I have a girl’s bike. It is pink. It has no gears and no suspension but it does have tiny girlish wheels and a small bell that tinkles just so. In Yangshuo county in the south of China, the dirt roads that wind amongst the towering karst mountains and alongside the riverside rice paddies are traversed by brutish Honda motorbikes, gothic tractors spewing thick black fumes as they transport bamboo from village to village, and the occasional resplendent Aryan on a mountain bike, passing by in a flash of blond hair and glistening calf muscles. And then there is me, on my girl’s bike.
I borrowed the bike from a farmer. Perhaps it was his daughters. Perhaps he kept it because it makes him smile.
After watching me trying in vain to push my water bottle into my trouser pocket, he comes over and hands me a length of red ribbon. There is not a hint of mockery in his eyes as he passes it to me but the uncanny colour coordination is no accident. I tie some rudimentary knots, lashing the bottle to the back of the bike before setting off. My first encounter with a rock and the bottle goes skidding dramatically across the gravel. The manliness inherent in knot-tying has no place on this bike. I dust off the bottle, unpick the ribbon and then set about tying it to the centre of the handlebars with a splendid bow. Of course, it stays there, swaying coquettishly, pretty as a picture.
The potholes and jagged stones don’t let up, sending pulses of errant energy through the bike frame into the various contours of my buttocks and testicles. It is an unrelenting pounding that no extremity deserves. I take to sitting side-saddle in a style reminiscent of a Victorian lady on a countryside jolly. It does little to help my image. The local Chinese at the roadside cheer me on. I am a vision of the West, ridiculous and pathetic, and way beyond the imagination of any Maoist propagandist.
When I reach the river-crossing, sore and exhausted, I carry my bike outstretched like an offering onto the waiting bamboo raft. I lay it down with a reverence it does not deserve and like a Viking funeral for my manhood, the bike and I float out onto the river.

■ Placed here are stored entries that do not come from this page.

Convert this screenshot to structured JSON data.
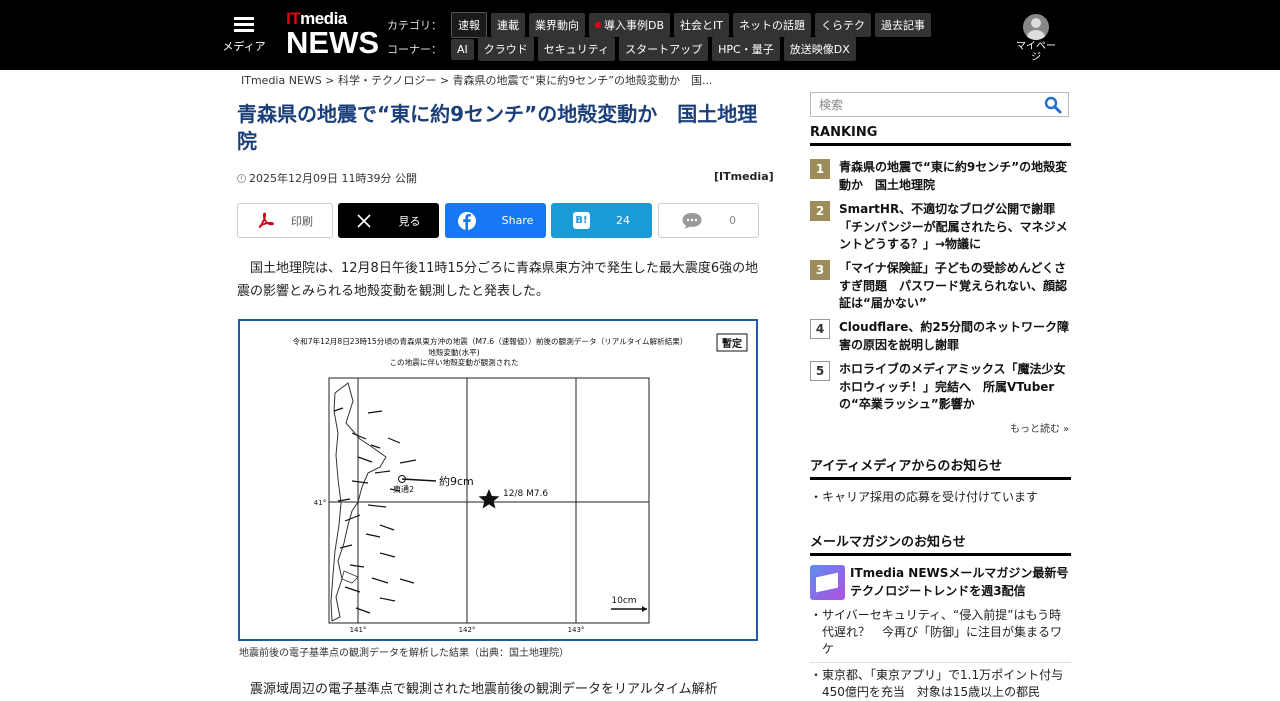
{
  "header": {
    "menu_label": "メディア",
    "logo_it": "IT",
    "logo_media": "media",
    "logo_news": "NEWS",
    "category_label": "カテゴリ：",
    "categories": [
      "速報",
      "連載",
      "業界動向",
      "導入事例DB",
      "社会とIT",
      "ネットの話題",
      "くらテク",
      "過去記事"
    ],
    "corner_label": "コーナー：",
    "corners": [
      "AI",
      "クラウド",
      "セキュリティ",
      "スタートアップ",
      "HPC・量子",
      "放送映像DX"
    ],
    "mypage_label": "マイページ"
  },
  "breadcrumb": {
    "home": "ITmedia NEWS",
    "sep": ">",
    "section": "科学・テクノロジー",
    "current": "青森県の地震で“東に約9センチ”の地殻変動か　国..."
  },
  "article": {
    "title": "青森県の地震で“東に約9センチ”の地殻変動か　国土地理院",
    "date": "2025年12月09日 11時39分 公開",
    "source": "[ITmedia]",
    "lead": "国土地理院は、12月8日午後11時15分ごろに青森県東方沖で発生した最大震度6強の地震の影響とみられる地殻変動を観測したと発表した。",
    "caption": "地震前後の電子基準点の観測データを解析した結果（出典：国土地理院）",
    "body2": "震源域周辺の電子基準点で観測された地震前後の観測データをリアルタイム解析"
  },
  "share": {
    "print": "印刷",
    "x": "見る",
    "facebook": "Share",
    "hatena_icon": "B!",
    "hatena_count": "24",
    "comment_count": "0"
  },
  "figure": {
    "title_line1": "令和7年12月8日23時15分頃の青森県東方沖の地震（M7.6（速報値））前後の観測データ（リアルタイム解析結果）",
    "title_line2": "地殻変動(水平)",
    "title_line3": "この地震に伴い地殻変動が観測された",
    "badge": "暫定",
    "station": "東通2",
    "vector_label": "約9cm",
    "quake_label": "12/8 M7.6",
    "scale_label": "10cm",
    "lon_labels": [
      "141°",
      "142°",
      "143°"
    ],
    "lat_label": "41°"
  },
  "sidebar": {
    "search_placeholder": "検索",
    "ranking_title": "RANKING",
    "ranking": [
      {
        "num": "1",
        "title": "青森県の地震で“東に約9センチ”の地殻変動か　国土地理院"
      },
      {
        "num": "2",
        "title": "SmartHR、不適切なブログ公開で謝罪「チンパンジーが配属されたら、マネジメントどうする？」→物議に"
      },
      {
        "num": "3",
        "title": "「マイナ保険証」子どもの受診めんどくさすぎ問題　パスワード覚えられない、顔認証は“届かない”"
      },
      {
        "num": "4",
        "title": "Cloudflare、約25分間のネットワーク障害の原因を説明し謝罪"
      },
      {
        "num": "5",
        "title": "ホロライブのメディアミックス「魔法少女ホロウィッチ！」完結へ　所属VTuberの“卒業ラッシュ”影響か"
      }
    ],
    "more": "もっと読む »",
    "notice_title": "アイティメディアからのお知らせ",
    "notice_item": "キャリア採用の応募を受け付けています",
    "mail_title": "メールマガジンのお知らせ",
    "mail_feature": "ITmedia NEWSメールマガジン最新号 テクノロジートレンドを週3配信",
    "mail_items": [
      "サイバーセキュリティ、“侵入前提”はもう時代遅れ？　今再び「防御」に注目が集まるワケ",
      "東京都、「東京アプリ」で1.1万ポイント付与　450億円を充当　対象は15歳以上の都民"
    ]
  },
  "colors": {
    "headline": "#1b3f7a",
    "accent_red": "#e60012",
    "rank_gold": "#9c8d5a",
    "figure_border": "#1f5aa0"
  }
}
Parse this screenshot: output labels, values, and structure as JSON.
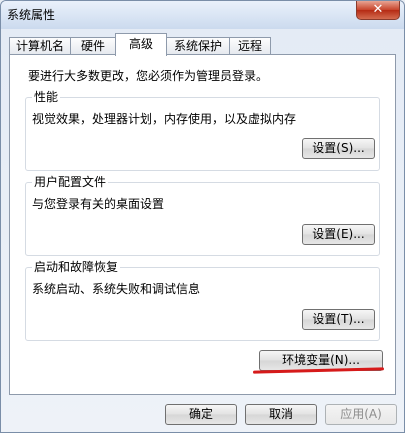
{
  "window": {
    "title": "系统属性",
    "close_glyph": "✕"
  },
  "tabs": [
    {
      "label": "计算机名",
      "active": false
    },
    {
      "label": "硬件",
      "active": false
    },
    {
      "label": "高级",
      "active": true
    },
    {
      "label": "系统保护",
      "active": false
    },
    {
      "label": "远程",
      "active": false
    }
  ],
  "panel": {
    "intro": "要进行大多数更改，您必须作为管理员登录。",
    "performance": {
      "legend": "性能",
      "description": "视觉效果，处理器计划，内存使用，以及虚拟内存",
      "button": "设置(S)..."
    },
    "user_profiles": {
      "legend": "用户配置文件",
      "description": "与您登录有关的桌面设置",
      "button": "设置(E)..."
    },
    "startup_recovery": {
      "legend": "启动和故障恢复",
      "description": "系统启动、系统失败和调试信息",
      "button": "设置(T)..."
    },
    "env_button": "环境变量(N)..."
  },
  "footer": {
    "ok": "确定",
    "cancel": "取消",
    "apply": "应用(A)"
  },
  "colors": {
    "annotation_underline": "#d61a1a"
  }
}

Successfully over the river and on the outskirts of some village, I hear a bicycle approaching from behind that wheezes and creaks just like mine. Soon an old battered bike draws level and an old battered rider offers me a toothless grin. This wizened man is not mocking me; his smile is an acknowledgement that we have both pulled the short straws in the cycling stakes. We are brothers, across cultures, across generations, brothers holding the same shitty end of the stick. But then he flashes me an even wider grin and with a few pumps of his arthritic legs, he leaps off into the distance. Brothers no more. It is at this moment that I see the dead dog he has tied to the back of his bike, its limp lifeless form, a kind of bumper. God speed to you both, I shout into the lingering dust crowd which is all that remains of this two-wheeled hearse.
I am in China, surrounded by beauty, on a girl’s bike – I will shout and whoop and smile some more.